Jackson picked at a hole in his jeans. He leaned on his forearms on his knees, back hunched, head down. He wore only a t-shirt and I could see the goosebumps on his upper arms.

“We need to get him to the OR!”

I knew a tracheostomy was his best chance, and that this was better done in the operating room in a controlled setting than at bedside. But it would be a long few minutes wheeling him down the hall, waiting in the elevator, pushing through the double doors into the operating room. I kept my gaze on the far wall and didn’t look at Jackson. 

In the room, the shouting crescendoed. And then people spilled around the corner - Melissa pushed the crash cart out of the way, followed by Adam with two trash cans and the adjustable bedside table on wheels. The pharmacists, the respiratory therapists, the anesthesia intern, the two float nurses, flattened themselves against the wall as the foot of the bed emerged around the corner. The head of the bed was obscured by bodies, pulling a thicket of IV poles, portable suction, a ventilator. They had gotten an airway, then - I wondered where. I closed my eyes. When I opened them I saw Dr Peterson, at the head of the bed leading the procession down the hall. He looked over his shoulder and caught my eye with no expression on his face. 

Jackson got unsteadily to his feet and followed the crowd. 

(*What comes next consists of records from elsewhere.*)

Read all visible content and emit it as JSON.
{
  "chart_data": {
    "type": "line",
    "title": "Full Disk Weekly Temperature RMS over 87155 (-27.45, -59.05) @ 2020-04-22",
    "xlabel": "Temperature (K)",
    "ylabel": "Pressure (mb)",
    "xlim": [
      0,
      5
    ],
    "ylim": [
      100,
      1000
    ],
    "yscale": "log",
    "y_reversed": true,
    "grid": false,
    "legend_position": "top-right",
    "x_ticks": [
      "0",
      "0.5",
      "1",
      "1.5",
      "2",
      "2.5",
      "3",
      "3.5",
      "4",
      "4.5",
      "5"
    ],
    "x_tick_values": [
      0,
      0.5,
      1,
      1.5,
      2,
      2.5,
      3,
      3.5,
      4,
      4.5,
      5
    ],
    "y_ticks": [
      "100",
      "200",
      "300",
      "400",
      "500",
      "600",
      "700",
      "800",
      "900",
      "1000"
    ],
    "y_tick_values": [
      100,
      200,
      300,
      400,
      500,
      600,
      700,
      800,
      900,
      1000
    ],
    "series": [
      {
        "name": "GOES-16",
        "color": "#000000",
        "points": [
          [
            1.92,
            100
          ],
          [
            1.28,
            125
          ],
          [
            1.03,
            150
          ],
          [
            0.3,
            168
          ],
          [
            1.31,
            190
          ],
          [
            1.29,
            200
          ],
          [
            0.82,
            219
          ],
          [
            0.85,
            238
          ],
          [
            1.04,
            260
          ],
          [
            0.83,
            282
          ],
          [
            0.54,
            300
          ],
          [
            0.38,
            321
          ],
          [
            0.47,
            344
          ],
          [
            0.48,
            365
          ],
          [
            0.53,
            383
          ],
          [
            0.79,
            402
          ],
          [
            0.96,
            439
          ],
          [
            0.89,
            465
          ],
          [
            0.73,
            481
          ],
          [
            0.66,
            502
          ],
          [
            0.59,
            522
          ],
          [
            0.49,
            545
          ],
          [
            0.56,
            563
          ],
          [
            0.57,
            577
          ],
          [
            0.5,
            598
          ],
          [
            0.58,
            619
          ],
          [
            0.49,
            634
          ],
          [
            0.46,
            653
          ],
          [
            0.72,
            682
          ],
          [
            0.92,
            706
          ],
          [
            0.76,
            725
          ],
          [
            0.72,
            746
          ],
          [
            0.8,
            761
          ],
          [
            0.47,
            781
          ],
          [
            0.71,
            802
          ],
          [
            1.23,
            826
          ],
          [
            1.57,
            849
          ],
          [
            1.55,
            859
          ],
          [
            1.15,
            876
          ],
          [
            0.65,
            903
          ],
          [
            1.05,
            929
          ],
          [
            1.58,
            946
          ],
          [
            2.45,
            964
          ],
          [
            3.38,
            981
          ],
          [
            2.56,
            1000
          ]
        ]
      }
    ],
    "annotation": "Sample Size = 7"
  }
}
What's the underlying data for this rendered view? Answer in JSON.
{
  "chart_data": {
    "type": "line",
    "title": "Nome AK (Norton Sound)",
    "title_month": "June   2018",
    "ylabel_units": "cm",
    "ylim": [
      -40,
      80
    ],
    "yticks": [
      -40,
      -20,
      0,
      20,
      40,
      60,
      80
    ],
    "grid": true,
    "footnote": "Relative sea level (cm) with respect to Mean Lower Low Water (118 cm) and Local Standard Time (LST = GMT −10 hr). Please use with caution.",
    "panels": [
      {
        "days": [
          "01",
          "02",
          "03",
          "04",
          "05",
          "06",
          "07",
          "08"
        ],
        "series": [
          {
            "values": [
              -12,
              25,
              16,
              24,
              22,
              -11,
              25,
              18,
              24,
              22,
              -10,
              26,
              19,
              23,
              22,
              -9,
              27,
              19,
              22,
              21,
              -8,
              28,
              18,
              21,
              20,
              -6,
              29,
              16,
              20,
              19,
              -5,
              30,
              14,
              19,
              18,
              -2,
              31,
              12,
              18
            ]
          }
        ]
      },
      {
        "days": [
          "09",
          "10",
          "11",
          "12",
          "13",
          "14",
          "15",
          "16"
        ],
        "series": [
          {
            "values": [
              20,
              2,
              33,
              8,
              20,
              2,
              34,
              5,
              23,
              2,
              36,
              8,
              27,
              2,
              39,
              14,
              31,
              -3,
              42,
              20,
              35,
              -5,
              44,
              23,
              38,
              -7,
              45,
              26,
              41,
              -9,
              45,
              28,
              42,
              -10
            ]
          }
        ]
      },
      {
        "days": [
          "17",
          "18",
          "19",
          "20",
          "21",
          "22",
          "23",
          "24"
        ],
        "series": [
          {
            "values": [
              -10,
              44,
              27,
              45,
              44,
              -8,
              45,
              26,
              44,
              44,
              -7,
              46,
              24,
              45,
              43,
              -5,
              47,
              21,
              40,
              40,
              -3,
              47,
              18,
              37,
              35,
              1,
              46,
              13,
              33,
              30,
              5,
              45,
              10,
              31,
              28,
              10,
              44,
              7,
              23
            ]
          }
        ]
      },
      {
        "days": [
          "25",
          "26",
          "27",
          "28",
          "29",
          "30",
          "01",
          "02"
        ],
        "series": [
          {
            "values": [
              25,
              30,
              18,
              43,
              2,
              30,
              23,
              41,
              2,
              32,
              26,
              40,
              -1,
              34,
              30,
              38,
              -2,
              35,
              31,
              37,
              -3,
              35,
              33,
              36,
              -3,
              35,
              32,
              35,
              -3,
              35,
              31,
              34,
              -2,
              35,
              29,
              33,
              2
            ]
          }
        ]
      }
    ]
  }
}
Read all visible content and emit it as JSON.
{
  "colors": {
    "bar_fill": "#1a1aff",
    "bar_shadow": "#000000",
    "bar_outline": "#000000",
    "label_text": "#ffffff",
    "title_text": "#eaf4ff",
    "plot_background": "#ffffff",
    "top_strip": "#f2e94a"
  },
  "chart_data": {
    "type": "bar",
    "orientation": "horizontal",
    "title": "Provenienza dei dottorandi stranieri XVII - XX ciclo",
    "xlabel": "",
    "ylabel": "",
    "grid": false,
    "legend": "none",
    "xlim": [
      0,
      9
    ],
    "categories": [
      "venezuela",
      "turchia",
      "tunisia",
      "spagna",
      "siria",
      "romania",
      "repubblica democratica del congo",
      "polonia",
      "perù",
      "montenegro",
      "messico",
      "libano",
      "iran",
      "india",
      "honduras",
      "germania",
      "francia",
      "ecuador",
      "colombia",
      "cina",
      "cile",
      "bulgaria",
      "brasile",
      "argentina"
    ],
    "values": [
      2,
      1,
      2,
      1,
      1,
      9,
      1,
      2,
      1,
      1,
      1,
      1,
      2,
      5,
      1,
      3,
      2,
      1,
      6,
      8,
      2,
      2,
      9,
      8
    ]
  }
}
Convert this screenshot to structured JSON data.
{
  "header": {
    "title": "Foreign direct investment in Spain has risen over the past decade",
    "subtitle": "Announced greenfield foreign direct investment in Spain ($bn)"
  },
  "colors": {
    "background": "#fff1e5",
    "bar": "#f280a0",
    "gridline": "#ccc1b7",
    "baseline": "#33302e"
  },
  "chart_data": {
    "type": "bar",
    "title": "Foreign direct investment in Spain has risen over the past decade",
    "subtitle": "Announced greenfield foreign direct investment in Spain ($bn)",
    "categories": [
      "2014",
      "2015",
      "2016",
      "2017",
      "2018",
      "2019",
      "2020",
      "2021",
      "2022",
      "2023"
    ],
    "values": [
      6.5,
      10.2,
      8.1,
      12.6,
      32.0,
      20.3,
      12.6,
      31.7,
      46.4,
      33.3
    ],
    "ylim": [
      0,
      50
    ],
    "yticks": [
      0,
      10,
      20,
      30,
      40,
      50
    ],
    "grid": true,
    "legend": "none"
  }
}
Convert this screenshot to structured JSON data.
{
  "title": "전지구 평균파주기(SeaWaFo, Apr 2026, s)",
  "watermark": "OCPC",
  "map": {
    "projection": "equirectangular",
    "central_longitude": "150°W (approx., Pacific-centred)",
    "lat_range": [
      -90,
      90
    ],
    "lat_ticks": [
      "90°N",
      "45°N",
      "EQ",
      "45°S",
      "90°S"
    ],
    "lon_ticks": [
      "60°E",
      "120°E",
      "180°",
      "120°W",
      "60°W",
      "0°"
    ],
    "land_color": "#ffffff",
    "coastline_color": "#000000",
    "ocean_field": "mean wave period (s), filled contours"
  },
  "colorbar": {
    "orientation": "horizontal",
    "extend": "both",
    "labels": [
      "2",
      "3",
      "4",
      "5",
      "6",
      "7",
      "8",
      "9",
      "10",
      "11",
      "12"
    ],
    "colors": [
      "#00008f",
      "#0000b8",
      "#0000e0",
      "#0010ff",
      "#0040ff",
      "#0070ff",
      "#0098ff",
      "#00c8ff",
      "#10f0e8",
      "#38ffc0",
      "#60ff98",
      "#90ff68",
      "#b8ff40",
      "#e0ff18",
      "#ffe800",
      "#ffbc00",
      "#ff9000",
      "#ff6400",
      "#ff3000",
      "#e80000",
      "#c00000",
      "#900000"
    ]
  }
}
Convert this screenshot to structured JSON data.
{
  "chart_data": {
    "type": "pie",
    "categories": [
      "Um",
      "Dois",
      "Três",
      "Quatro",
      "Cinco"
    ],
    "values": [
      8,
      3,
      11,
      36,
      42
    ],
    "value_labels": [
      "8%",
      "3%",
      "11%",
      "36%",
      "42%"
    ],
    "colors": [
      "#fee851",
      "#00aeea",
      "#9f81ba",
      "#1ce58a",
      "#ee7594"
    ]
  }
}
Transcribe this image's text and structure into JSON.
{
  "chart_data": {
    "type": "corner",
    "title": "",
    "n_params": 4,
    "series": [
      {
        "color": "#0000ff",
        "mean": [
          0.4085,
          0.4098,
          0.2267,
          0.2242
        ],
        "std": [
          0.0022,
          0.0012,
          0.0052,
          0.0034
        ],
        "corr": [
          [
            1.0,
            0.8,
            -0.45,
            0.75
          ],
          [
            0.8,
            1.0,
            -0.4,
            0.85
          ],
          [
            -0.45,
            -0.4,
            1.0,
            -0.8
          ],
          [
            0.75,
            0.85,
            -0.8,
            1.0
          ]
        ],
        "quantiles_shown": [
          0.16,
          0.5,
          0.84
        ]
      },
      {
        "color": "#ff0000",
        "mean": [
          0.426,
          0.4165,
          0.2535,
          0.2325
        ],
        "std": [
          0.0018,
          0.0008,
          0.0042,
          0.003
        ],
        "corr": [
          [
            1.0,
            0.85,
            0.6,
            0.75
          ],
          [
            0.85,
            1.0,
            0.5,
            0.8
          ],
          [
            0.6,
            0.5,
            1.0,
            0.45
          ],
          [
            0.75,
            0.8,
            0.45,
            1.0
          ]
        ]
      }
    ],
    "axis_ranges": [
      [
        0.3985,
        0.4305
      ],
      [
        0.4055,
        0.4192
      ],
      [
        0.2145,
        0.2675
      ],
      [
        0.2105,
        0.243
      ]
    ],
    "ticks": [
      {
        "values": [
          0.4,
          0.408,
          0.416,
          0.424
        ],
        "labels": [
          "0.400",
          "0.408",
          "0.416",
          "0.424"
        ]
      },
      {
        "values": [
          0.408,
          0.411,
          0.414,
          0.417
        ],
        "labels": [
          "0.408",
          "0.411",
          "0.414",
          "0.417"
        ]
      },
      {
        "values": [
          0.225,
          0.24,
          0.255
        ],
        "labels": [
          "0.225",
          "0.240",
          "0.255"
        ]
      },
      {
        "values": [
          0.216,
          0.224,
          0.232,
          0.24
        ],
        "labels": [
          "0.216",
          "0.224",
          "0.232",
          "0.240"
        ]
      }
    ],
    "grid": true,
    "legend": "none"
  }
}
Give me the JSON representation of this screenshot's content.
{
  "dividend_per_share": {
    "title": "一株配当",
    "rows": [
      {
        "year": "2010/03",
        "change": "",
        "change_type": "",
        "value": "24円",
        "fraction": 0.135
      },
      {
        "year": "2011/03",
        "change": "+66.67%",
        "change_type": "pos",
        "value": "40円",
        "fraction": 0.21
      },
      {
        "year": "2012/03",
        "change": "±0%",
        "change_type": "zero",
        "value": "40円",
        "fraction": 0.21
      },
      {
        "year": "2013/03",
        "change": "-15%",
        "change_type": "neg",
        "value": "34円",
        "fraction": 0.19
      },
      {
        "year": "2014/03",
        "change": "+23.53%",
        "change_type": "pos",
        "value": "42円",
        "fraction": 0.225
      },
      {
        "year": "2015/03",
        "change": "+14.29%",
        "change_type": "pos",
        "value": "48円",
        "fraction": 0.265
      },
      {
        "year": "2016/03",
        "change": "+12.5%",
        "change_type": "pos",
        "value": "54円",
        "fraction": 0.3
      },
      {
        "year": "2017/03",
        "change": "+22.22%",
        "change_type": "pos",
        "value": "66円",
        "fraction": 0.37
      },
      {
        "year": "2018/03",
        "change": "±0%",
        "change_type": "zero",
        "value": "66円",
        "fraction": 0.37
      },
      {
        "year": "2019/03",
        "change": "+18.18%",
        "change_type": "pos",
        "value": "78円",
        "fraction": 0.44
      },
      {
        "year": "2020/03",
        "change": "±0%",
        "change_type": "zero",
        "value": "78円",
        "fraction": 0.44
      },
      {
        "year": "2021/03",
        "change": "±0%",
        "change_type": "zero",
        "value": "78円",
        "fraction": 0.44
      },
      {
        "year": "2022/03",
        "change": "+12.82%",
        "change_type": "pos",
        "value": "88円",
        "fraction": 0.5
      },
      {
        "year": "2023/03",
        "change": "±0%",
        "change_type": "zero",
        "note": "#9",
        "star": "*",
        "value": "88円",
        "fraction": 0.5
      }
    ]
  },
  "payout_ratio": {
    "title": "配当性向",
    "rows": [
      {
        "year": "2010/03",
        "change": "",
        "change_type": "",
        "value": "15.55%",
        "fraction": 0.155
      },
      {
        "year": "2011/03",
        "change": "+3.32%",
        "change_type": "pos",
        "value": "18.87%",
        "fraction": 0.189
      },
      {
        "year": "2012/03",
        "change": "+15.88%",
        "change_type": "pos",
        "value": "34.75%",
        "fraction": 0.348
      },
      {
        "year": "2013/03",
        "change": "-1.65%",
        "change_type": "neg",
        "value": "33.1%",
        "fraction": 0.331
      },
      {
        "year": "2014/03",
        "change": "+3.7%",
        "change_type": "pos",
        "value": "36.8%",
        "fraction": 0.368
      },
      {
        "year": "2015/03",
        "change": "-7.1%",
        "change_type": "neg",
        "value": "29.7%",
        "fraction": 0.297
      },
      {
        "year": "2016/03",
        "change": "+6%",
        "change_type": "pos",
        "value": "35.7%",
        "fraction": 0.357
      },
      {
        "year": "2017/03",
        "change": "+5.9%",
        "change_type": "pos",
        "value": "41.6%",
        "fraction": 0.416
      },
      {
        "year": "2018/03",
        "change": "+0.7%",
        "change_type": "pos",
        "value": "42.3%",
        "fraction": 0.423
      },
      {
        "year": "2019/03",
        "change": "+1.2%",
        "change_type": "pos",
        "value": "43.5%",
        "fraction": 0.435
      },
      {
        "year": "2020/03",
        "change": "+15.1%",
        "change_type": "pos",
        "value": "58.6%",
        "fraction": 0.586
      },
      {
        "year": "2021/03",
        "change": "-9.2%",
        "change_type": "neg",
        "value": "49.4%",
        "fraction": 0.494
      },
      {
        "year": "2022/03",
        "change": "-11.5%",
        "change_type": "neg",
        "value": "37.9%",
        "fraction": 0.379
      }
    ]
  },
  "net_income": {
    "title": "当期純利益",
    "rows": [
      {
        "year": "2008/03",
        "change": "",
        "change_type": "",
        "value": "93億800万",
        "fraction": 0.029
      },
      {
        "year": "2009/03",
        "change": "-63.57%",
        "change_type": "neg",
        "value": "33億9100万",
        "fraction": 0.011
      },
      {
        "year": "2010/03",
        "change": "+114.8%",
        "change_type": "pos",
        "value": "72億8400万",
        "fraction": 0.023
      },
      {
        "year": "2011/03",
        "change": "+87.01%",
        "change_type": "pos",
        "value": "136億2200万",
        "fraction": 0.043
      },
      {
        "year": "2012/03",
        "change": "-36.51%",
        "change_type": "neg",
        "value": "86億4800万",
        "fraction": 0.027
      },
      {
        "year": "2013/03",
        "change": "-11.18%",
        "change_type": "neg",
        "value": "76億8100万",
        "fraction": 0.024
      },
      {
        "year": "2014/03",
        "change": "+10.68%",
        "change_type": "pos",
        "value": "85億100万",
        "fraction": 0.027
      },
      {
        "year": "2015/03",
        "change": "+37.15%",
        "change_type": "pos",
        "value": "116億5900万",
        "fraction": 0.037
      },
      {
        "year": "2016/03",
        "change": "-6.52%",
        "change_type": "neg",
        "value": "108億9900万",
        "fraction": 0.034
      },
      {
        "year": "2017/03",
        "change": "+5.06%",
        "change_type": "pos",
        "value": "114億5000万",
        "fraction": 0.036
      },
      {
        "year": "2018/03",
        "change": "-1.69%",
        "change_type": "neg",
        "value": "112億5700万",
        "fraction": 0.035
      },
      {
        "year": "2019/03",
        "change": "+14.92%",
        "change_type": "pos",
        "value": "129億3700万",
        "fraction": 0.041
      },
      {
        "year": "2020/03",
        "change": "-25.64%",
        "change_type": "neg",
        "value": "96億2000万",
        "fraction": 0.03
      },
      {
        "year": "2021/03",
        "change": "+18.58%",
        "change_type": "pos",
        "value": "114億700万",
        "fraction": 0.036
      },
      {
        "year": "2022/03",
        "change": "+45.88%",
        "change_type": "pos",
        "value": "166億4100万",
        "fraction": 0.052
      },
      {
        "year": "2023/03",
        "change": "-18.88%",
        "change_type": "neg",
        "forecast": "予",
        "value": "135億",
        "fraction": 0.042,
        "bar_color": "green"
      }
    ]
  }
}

When they were through the double doors leading out of the ICU and the halls were quiet again, I stood and went into the now-empty room. It was one of the nicest ones - through the windows, the city skyline glittered in the sun, and beyond, the Pacific unfurled to the horizon. The floor was littered with debris, plastic wrappings and half-used flushes, crumpled masks, gloves. Someone had stepped in blood and bloody footprints led toward the hall, each step fading until there was no blood left on the shoe and the floor beyond was clean. 

“Code Blue, service elevators, fifth floor.” The overhead speakers. “Code blue, service elevators, fifth floor. Code blue, service elevators, fifth floor.” 

I made it to the chair by the computer in the corner of the room. I sat down and cradled my head in my arms against the desk and shut my eyes tight. I pictured Jackson’s white face. 

The room is unfamiliar. I don’t know how I got here.